Başkalarına kendi acılarınızdan söz etmek ne kadar mantıklı?
Bazı insanların aşırı derecede iyimserliği aslında beni deli ediyor. Bir bakıma şöyle düşünmeden edemiyorum. Bu bazı insanlar dediğim kimseler, bir eli yağda öteki balda yaşarken, aynı zamanda hayata pozitif bakmanın doğru olduğunu savunuyor. Kendilerini bu savundukları düşünceye öylesine kaptırmışlar ki, dünyada acı çeken kimseleri görmeyecek kadar kör olmuşlar.
Pozitif bakmak iyidir!
Ancak bulunduğun ortam ve şartlar buna müsait ise; pozitif bir düşünceye sahip olabilirsin.
Üniversiteyi yeni bitirmiş çok güzel bir maaşla işe başlamış birisi, hatta belki götüne giydiği iç donu bile marka iken, açlık ve sefalet çeken birine nasıl olur da ”pozitif düşün” diyebilir ki? İşte bu bazı insanlar dediklerimi hiç anlamıyorum ben.
Aynı şekilde acı çeken insanların, kendi acılarını paylaşmalarını da yersiz bulur oldum. Neden mi?
Çünkü çektiğiniz ve dile getirdiğiniz acılar aslında kendinizden başka kimsenin sikinde değil!

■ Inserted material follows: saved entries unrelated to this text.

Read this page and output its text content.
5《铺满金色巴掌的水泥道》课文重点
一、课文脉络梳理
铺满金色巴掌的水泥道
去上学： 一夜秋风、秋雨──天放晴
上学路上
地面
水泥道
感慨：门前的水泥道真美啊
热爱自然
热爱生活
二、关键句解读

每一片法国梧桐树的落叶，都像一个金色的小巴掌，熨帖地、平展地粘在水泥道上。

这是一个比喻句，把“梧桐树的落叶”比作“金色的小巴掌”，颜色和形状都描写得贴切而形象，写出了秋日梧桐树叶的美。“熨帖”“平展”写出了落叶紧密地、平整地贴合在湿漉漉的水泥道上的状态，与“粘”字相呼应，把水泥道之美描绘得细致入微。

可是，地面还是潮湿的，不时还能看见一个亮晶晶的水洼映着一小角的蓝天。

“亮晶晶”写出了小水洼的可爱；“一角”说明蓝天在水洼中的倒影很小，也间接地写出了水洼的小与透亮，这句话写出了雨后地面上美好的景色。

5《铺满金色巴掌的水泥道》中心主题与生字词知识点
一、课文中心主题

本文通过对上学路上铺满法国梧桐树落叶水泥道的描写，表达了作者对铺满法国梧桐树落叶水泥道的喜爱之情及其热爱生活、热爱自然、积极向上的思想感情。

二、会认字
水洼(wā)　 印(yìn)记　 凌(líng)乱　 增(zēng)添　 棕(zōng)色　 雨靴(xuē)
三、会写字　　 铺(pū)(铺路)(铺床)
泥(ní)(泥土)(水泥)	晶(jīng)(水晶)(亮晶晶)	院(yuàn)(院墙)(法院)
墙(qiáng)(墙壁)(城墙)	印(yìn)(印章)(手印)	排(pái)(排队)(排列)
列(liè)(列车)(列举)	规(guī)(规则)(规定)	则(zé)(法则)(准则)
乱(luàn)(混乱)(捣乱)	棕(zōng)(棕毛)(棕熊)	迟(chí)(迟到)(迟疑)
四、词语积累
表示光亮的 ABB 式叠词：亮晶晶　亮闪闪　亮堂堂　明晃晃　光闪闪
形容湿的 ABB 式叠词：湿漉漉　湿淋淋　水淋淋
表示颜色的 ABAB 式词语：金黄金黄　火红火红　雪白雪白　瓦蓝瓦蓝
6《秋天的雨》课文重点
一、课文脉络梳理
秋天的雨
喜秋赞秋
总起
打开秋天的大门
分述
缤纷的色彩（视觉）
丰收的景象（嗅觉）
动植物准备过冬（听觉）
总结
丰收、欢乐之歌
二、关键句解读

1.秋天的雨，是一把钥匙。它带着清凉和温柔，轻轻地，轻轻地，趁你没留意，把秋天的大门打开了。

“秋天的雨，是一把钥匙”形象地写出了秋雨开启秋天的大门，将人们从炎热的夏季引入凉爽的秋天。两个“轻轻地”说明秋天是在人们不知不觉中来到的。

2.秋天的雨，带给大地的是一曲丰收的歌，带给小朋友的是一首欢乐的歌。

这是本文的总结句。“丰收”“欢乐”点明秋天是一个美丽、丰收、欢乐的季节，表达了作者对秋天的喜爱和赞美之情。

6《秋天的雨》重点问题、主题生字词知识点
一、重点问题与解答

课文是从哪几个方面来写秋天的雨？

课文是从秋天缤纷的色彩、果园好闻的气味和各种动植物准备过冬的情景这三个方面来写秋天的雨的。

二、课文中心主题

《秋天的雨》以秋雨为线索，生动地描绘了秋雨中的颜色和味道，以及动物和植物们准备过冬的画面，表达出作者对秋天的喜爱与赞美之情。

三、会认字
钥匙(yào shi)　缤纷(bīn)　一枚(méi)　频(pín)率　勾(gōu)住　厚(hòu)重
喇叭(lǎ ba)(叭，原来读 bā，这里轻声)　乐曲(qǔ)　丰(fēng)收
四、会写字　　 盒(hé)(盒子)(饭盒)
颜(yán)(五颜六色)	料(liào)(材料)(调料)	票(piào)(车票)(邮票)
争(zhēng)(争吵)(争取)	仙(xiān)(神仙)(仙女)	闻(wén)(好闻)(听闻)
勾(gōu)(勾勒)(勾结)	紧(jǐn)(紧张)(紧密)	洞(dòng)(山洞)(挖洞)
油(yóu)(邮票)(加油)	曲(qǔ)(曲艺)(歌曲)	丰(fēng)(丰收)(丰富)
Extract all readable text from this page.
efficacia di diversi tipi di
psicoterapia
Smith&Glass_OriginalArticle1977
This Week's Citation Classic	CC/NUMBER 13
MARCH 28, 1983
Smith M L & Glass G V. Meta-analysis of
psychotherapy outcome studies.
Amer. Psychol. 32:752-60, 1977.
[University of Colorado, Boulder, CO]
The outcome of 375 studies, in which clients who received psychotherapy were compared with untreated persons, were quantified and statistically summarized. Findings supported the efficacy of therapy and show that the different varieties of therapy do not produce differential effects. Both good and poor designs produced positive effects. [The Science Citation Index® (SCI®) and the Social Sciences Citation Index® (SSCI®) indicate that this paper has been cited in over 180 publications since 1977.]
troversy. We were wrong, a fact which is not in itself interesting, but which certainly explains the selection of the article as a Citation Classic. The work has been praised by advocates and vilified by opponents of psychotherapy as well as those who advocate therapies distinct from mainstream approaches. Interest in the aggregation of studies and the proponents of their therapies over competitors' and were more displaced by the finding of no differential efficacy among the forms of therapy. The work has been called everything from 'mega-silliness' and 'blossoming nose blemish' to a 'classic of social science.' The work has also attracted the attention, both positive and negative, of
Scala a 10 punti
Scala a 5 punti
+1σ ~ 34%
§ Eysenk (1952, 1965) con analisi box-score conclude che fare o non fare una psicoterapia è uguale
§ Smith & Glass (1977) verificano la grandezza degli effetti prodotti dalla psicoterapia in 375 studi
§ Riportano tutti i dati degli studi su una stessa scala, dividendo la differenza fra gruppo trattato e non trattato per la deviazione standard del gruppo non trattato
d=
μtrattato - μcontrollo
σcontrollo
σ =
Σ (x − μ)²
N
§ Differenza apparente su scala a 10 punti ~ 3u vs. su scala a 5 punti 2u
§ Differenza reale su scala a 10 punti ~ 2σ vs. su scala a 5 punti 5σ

Kimsenin hayatı güllük gülistanlık değil. Herkes bir köşede acı içinde kıvranıyor. Benzer acıları yaşayanlar birbirine daha yakın olurken, uzak olanlar ise sadece ucuz yollu teselli ediyor o kadar. Ama emin olun beş dakika sona, anlattıklarınız daha doğrusu acılarınızı pek umursamıyor.
Bugün mesela 9 şehit haberi vardı kanallarda.
Aynı şekilde bugün, sokaklarda bangır bangır müzik çalarak, lüks arabasıyla gezen tipler de vardı. Bu neye benziyor biliyor musunuz?
Evin birinde cenaze var. O malum belediyenin taziye evine gönderdiği çadırlardan kurulmuş. Ama arka sokağında sandalyeler atılmış, sokak düğünü var. Yani bir taraf acı çekerken, diğer taraf hep gülüp geçiyor.
Kendime bazen, acı çekenlerden mi? Yoksa gülüp geçenlerden miyim diye soruyorum.
İkisi arasında sıkışıp kalan salağın tekiyim aslında. Yani insanın hayatta bir duruşu olur değil mi? Ya gülüp geçersin hayata, ya da oturup derdine yanarsın. Ben hep ortada kalanlardanım.
Kızın biri sevgilisinden ayrılmış, her gün sol yanım acıyor deyip duruyor.
Başka biri, evladını kaybetmiş ve yıllardır bu acı yüreğinde kanayıp durmuş.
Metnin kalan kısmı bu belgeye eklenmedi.